The BBC radio series, A History of The World in 100 Objects has gotten underway, and I’m really into it. It’s written and hosted by the director of the British Museum, Neil MacGregor. Each episode lasts about 15 minutes, and the first one makes a brief case for history-via-objects by considering the Mummy of Hornedjitef, from the 3rd century B.C., described as “one of the most impressive mummy cases” in the British Museum. Like other objects this one sends the sort of “signals from the past” that things can carry. Since it arrived at the museum in 1835, scholars have translated the hieroglyphics and learned about the society the object came from, studied the charms and amulets entombed with the deceased to deduce that society’s beliefs about journeys of the afterlife, and examined its physical makeup to extrapolate the trading networks of the age. Such objects keep sending new signals, as scholars figure out how to receive them.

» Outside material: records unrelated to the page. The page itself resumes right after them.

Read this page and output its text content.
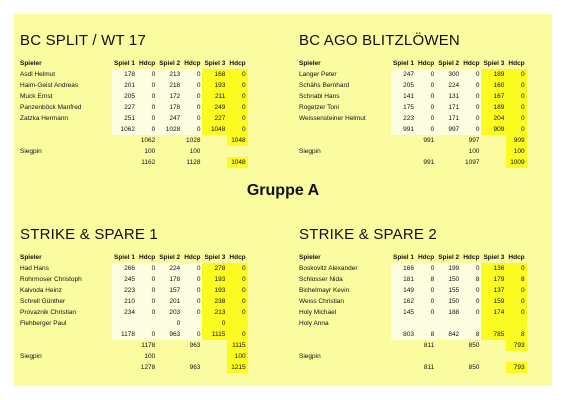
Gruppe A
BC SPLIT / WT 17
Spieler	Spiel 1	Hdcp	Spiel 2	Hdcp	Spiel 3	Hdcp
Asdl Helmut	178	0	213	0	168	0
Haim-Geist Andreas	201	0	218	0	193	0
Muck Ernst	205	0	172	0	211	0
Panzenböck Manfred	227	0	178	0	249	0
Zatzka Hermann	251	0	247	0	227	0
	1062	0	1028	0	1048	0
		1062		1028		1048
Siegpin		100		100		
		1162		1128		1048
BC AGO BLITZLÖWEN
Spieler	Spiel 1	Hdcp	Spiel 2	Hdcp	Spiel 3	Hdcp
Langer Peter	247	0	300	0	189	0
Schähs Bernhard	205	0	224	0	160	0
Schnabl Hans	141	0	131	0	167	0
Rogetzer Toni	175	0	171	0	189	0
Weissensteiner Helmut	223	0	171	0	204	0
	991	0	997	0	909	0
		991		997		909
Siegpin				100		100
		991		1097		1009
STRIKE & SPARE 1
Spieler	Spiel 1	Hdcp	Spiel 2	Hdcp	Spiel 3	Hdcp
Had Hans	266	0	224	0	278	0
Rohrmoser Christoph	245	0	178	0	193	0
Kalvoda Heinz	223	0	157	0	193	0
Schrell Günther	210	0	201	0	238	0
Provaznik Christian	234	0	203	0	213	0
Flehberger Paul			0		0	
	1178	0	963	0	1115	0
		1178		963		1115
Siegpin		100				100
		1278		963		1215
STRIKE & SPARE 2
Spieler	Spiel 1	Hdcp	Spiel 2	Hdcp	Spiel 3	Hdcp
Boskovitz Alexander	166	0	199	0	136	0
Schlosser Nida	181	8	150	8	179	8
Bichelmayr Kevin	149	0	155	0	137	0
Weiss Christian	162	0	150	0	159	0
Holy Michael	145	0	188	0	174	0
Holy Anna						
	803	8	842	8	785	8
		811		850		793
Siegpin						
		811		850		793
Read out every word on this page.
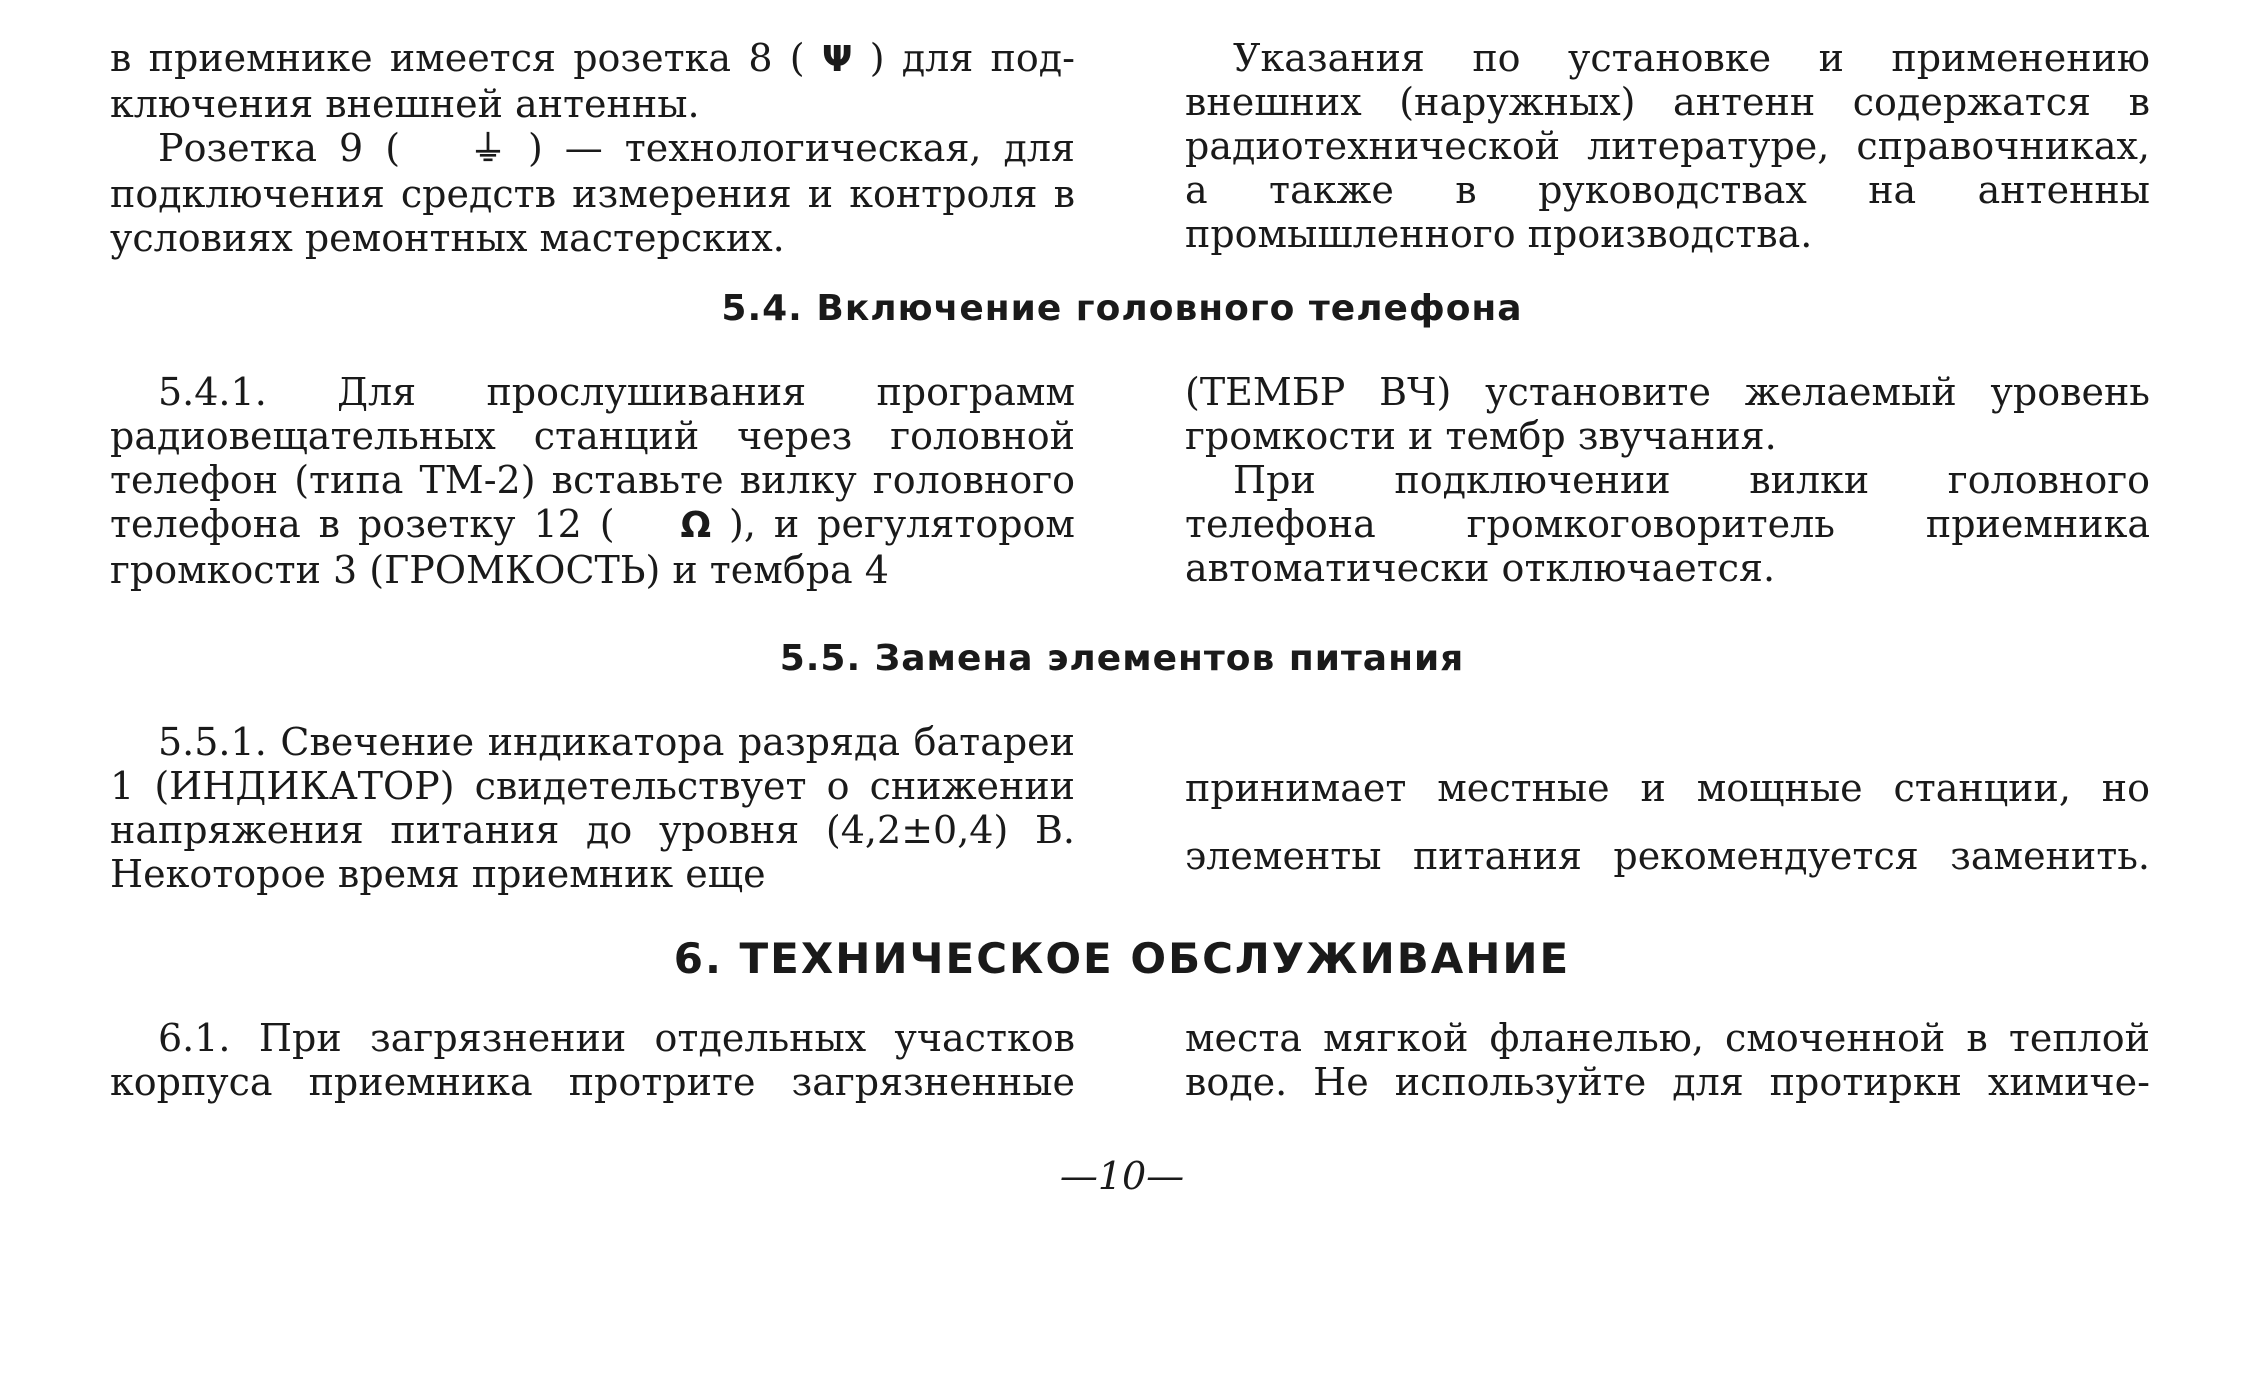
в приемнике имеется розетка 8 ( Ψ ) для под-

ключения внешней антенны.

Розетка 9 ( ⏚ ) — технологическая, для подключения средств измерения и контроля в условиях ремонтных мастерских.

Указания по установке и применению внешних (наружных) антенн содержатся в радиотехнической литературе, справочниках, а также в руководствах на антенны промышленного производства.

5.4. Включение головного телефона

5.4.1. Для прослушивания программ радиовещательных станций через головной телефон (типа ТМ-2) вставьте вилку головного телефона в розетку 12 ( Ω ), и регулятором громкости 3 (ГРОМКОСТЬ) и тембра 4

(ТЕМБР ВЧ) установите желаемый уровень громкости и тембр звучания.

При подключении вилки головного телефона громкоговоритель приемника автоматически отключается.

5.5. Замена элементов питания

5.5.1. Свечение индикатора разряда батареи 1 (ИНДИКАТОР) свидетельствует о снижении напряжения питания до уровня (4,2±0,4) В. Некоторое время приемник еще

принимает местные и мощные станции, но

элементы питания рекомендуется заменить.

6. ТЕХНИЧЕСКОЕ ОБСЛУЖИВАНИЕ

6.1. При загрязнении отдельных участков корпуса приемника протрите загрязненные

места мягкой фланелью, смоченной в теплой воде. Не используйте для протиркн химиче-

—10—
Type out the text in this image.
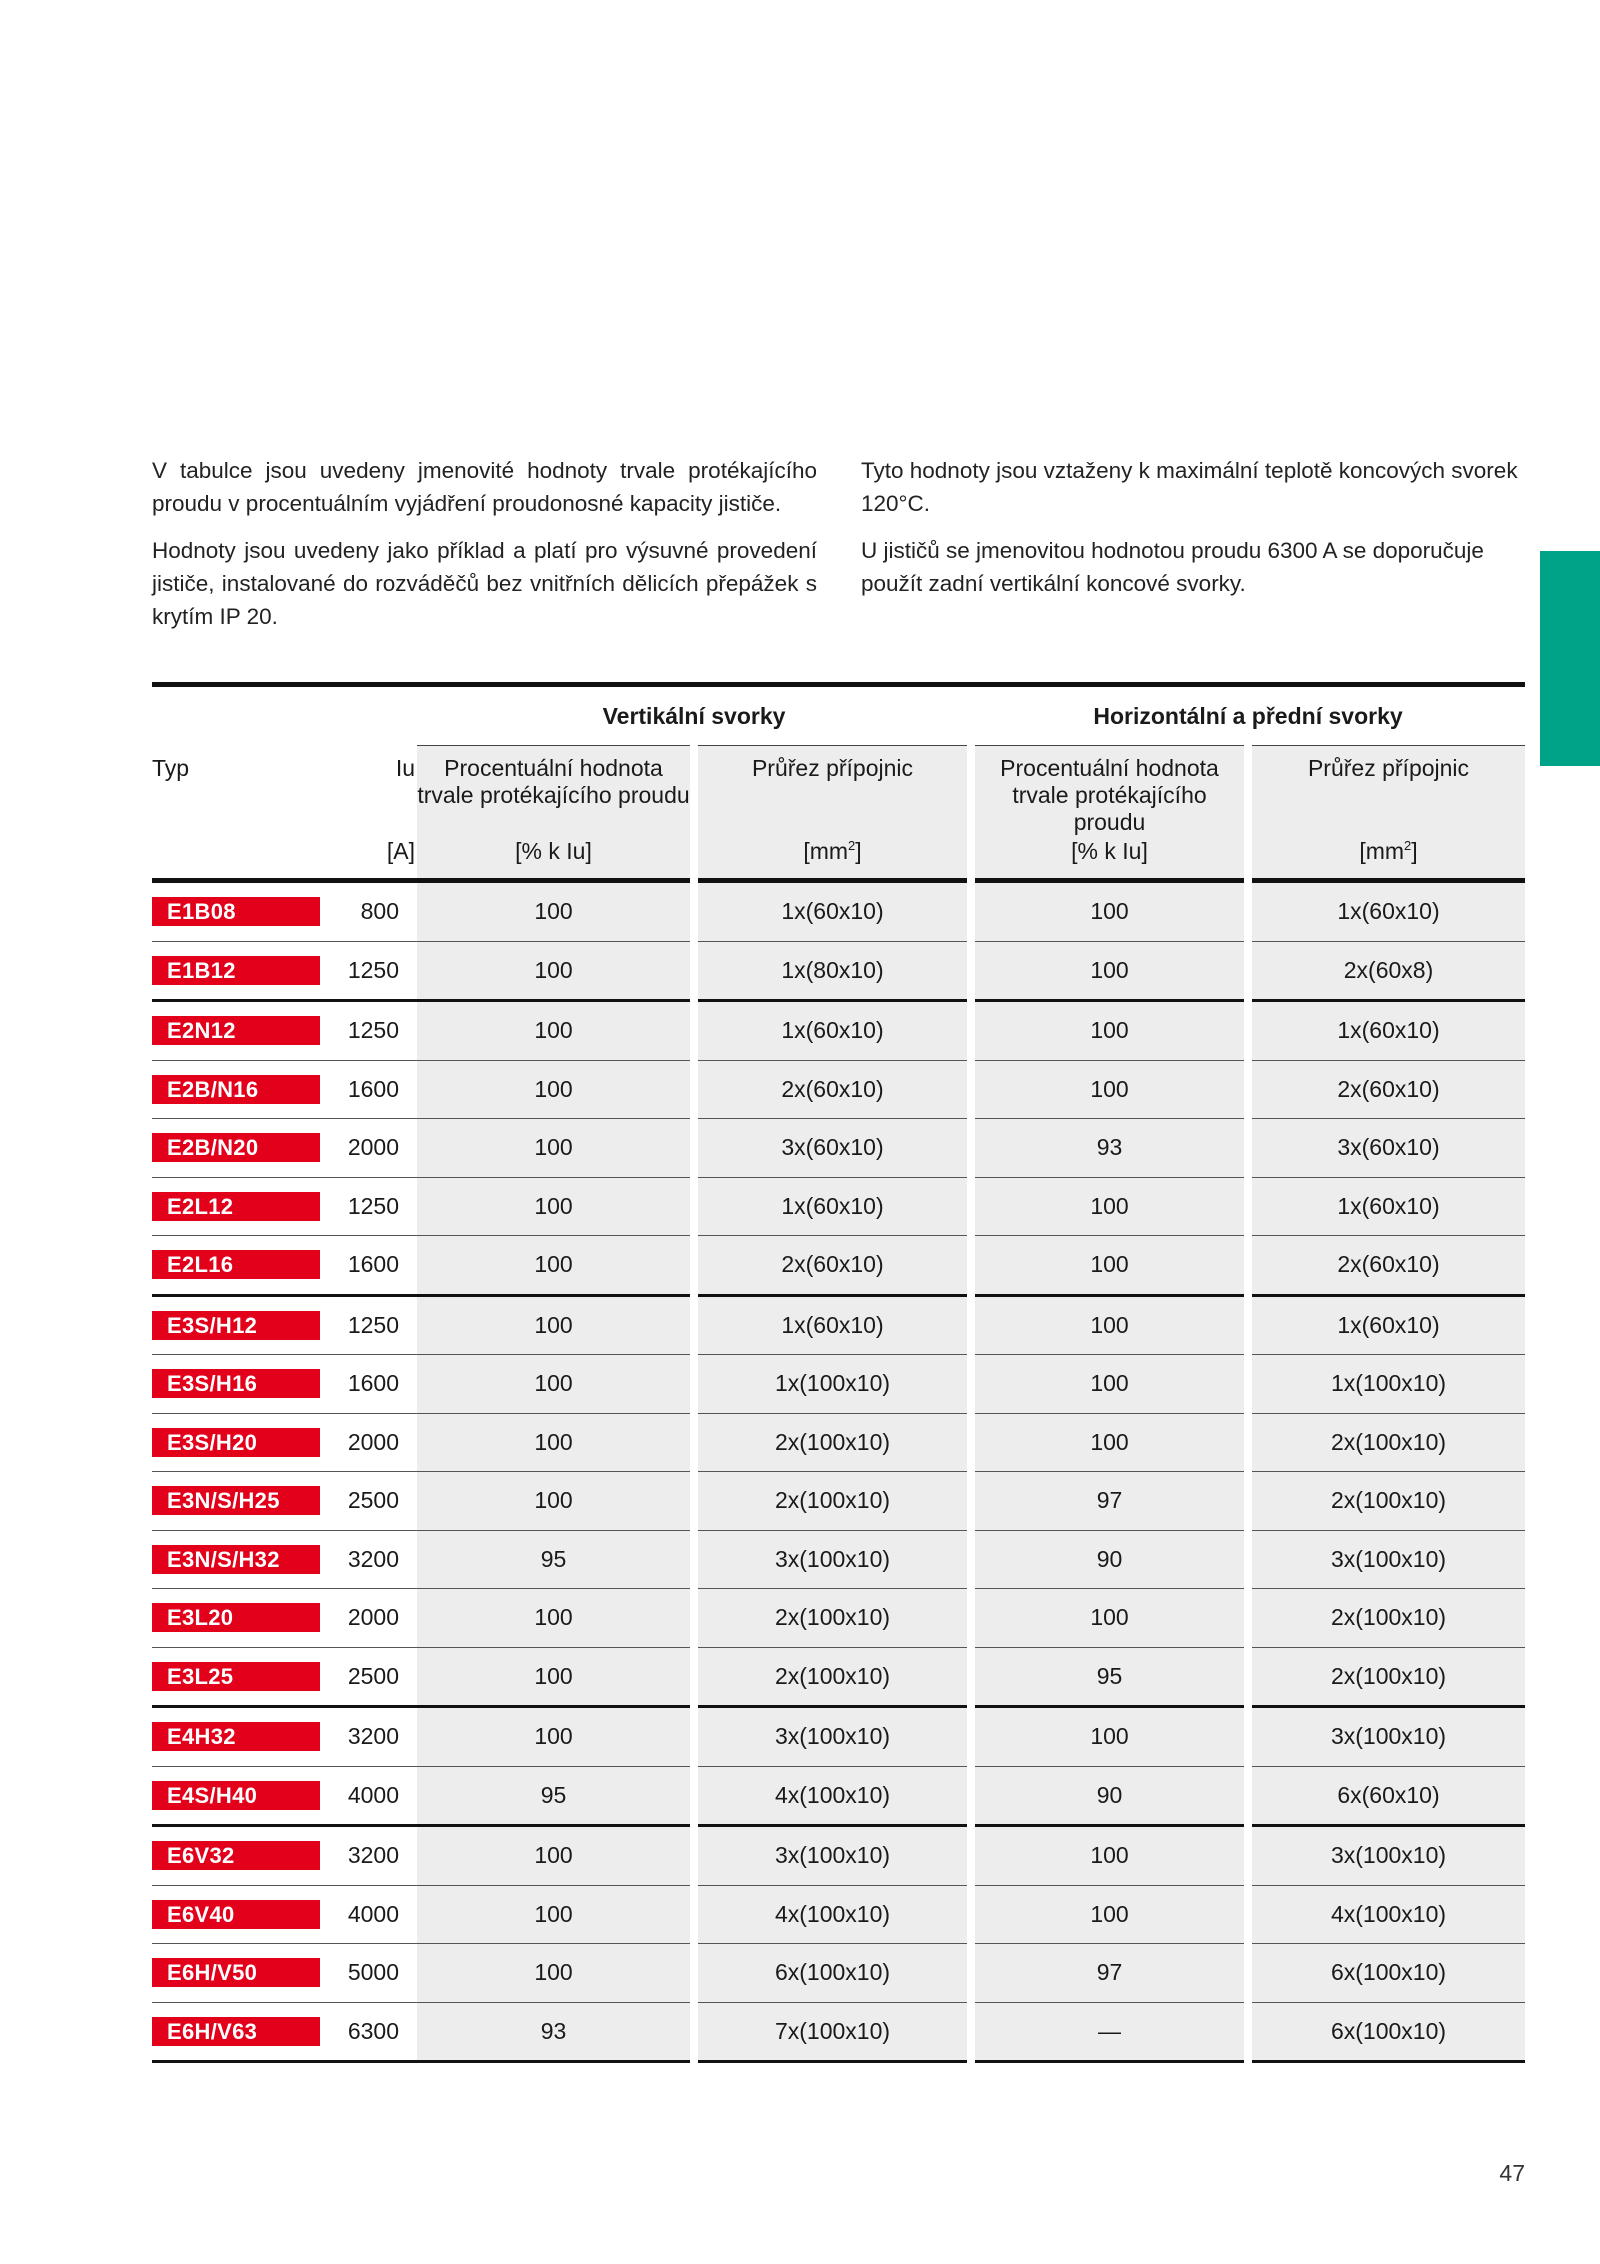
V tabulce jsou uvedeny jmenovité hodnoty trvale protékajícího proudu v procentuálním vyjádření proudonosné kapacity jističe.

Hodnoty jsou uvedeny jako příklad a platí pro výsuvné provedení jističe, instalované do rozváděčů bez vnitřních dělicích přepážek s krytím IP 20.

Tyto hodnoty jsou vztaženy k maximální teplotě koncových svorek 120°C.

U jističů se jmenovitou hodnotou proudu 6300 A se doporučuje použít zadní vertikální koncové svorky.

		Vertikální svorky		Horizontální a přední svorky	
Typ	Iu	Procentuální hodnota trvale protékajícího proudu	Průřez přípojnic	Procentuální hodnota trvale protékajícího proudu	Průřez přípojnic
	[A]	[% k Iu]	$[mm^2]$	[% k Iu]	$[mm^2]$
E1B08	800	100	1x(60x10)	100	1x(60x10)
E1B12	1250	100	1x(80x10)	100	2x(60x8)
E2N12	1250	100	1x(60x10)	100	1x(60x10)
E2B/N16	1600	100	2x(60x10)	100	2x(60x10)
E2B/N20	2000	100	3x(60x10)	93	3x(60x10)
E2L12	1250	100	1x(60x10)	100	1x(60x10)
E2L16	1600	100	2x(60x10)	100	2x(60x10)
E3S/H12	1250	100	1x(60x10)	100	1x(60x10)
E3S/H16	1600	100	1x(100x10)	100	1x(100x10)
E3S/H20	2000	100	2x(100x10)	100	2x(100x10)
E3N/S/H25	2500	100	2x(100x10)	97	2x(100x10)
E3N/S/H32	3200	95	3x(100x10)	90	3x(100x10)
E3L20	2000	100	2x(100x10)	100	2x(100x10)
E3L25	2500	100	2x(100x10)	95	2x(100x10)
E4H32	3200	100	3x(100x10)	100	3x(100x10)
E4S/H40	4000	95	4x(100x10)	90	6x(60x10)
E6V32	3200	100	3x(100x10)	100	3x(100x10)
E6V40	4000	100	4x(100x10)	100	4x(100x10)
E6H/V50	5000	100	6x(100x10)	97	6x(100x10)
E6H/V63	6300	93	7x(100x10)	—	6x(100x10)
47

In the second episode MacGregor dials us back to the beginning of his story: a 1.8 million-year-old “stone chopping tool” found in Olduvai Gorge, in Tanzania (by a Ricahrd Leakey expedition, under the auspices of the British Museum). Discovered next to bones, the chopping tool seems to have been shaped to strip meat and break into the bones of killed wildebeests and the like. “A very, very versatile kitchen implement,” MacGregor offers.
Although the series is explicit in telling the story of human history by way of things humans have made, I think a history of humanity told via objects ought to start with the Makapansgat Pebble (below). As you can see, it looks like a face. It was found in what is now South Africa, and is estimated to be about 3 million years old. What’s significant about it is that the experts believe, based on the makeup of the pebble, that the spot where they found it, among ancient bones and whatnot, indicate that some hominid/human ancestor carried the thing several miles, which would make it the oldest known manuport.
Why was carried away from its place of origin? Well, obviously we don’t know the precise answer, but clearly it’s not a matter of use-value: The pebble is not functional, it’s not a tool. I once heard Mia Fineman, a Met curator and writer, give a talk in which she brought up the Makapansgat Pebble in the context of pareidolia. Pareidolia basically involves spotting patterns that are basically random and attributing meaning to them — like seeing the Virgin Mary’s face in a grilled-cheese sandwich. Possibly the proto-human believed that there was something supernatural about a pebble that looked like a person.
I prefer to imagine one of our distant ancestors saying to another, “Hey, check this out. It looks like a face!”
“Well anyway, I’m keeping it.”
(I realize nobody had language at the time. But I specifically hear them as Ralph and Ed from The Honeymooners.)
Anyway, while the Makapansgat Pebble is not an object that our ancestors made, I think that much like that mummy case, or the Olduvai chopping tool, it sends us a signal across time. Here is a thing, from 3 million years ago, that had no obvious use, but that became a possession anyway. In other words, whatever motivated the owner of this object, he (or she) certainly didn’t need it. And that is the message of the Makapansgat pebble: In the history of material culture, it represents the birth of want.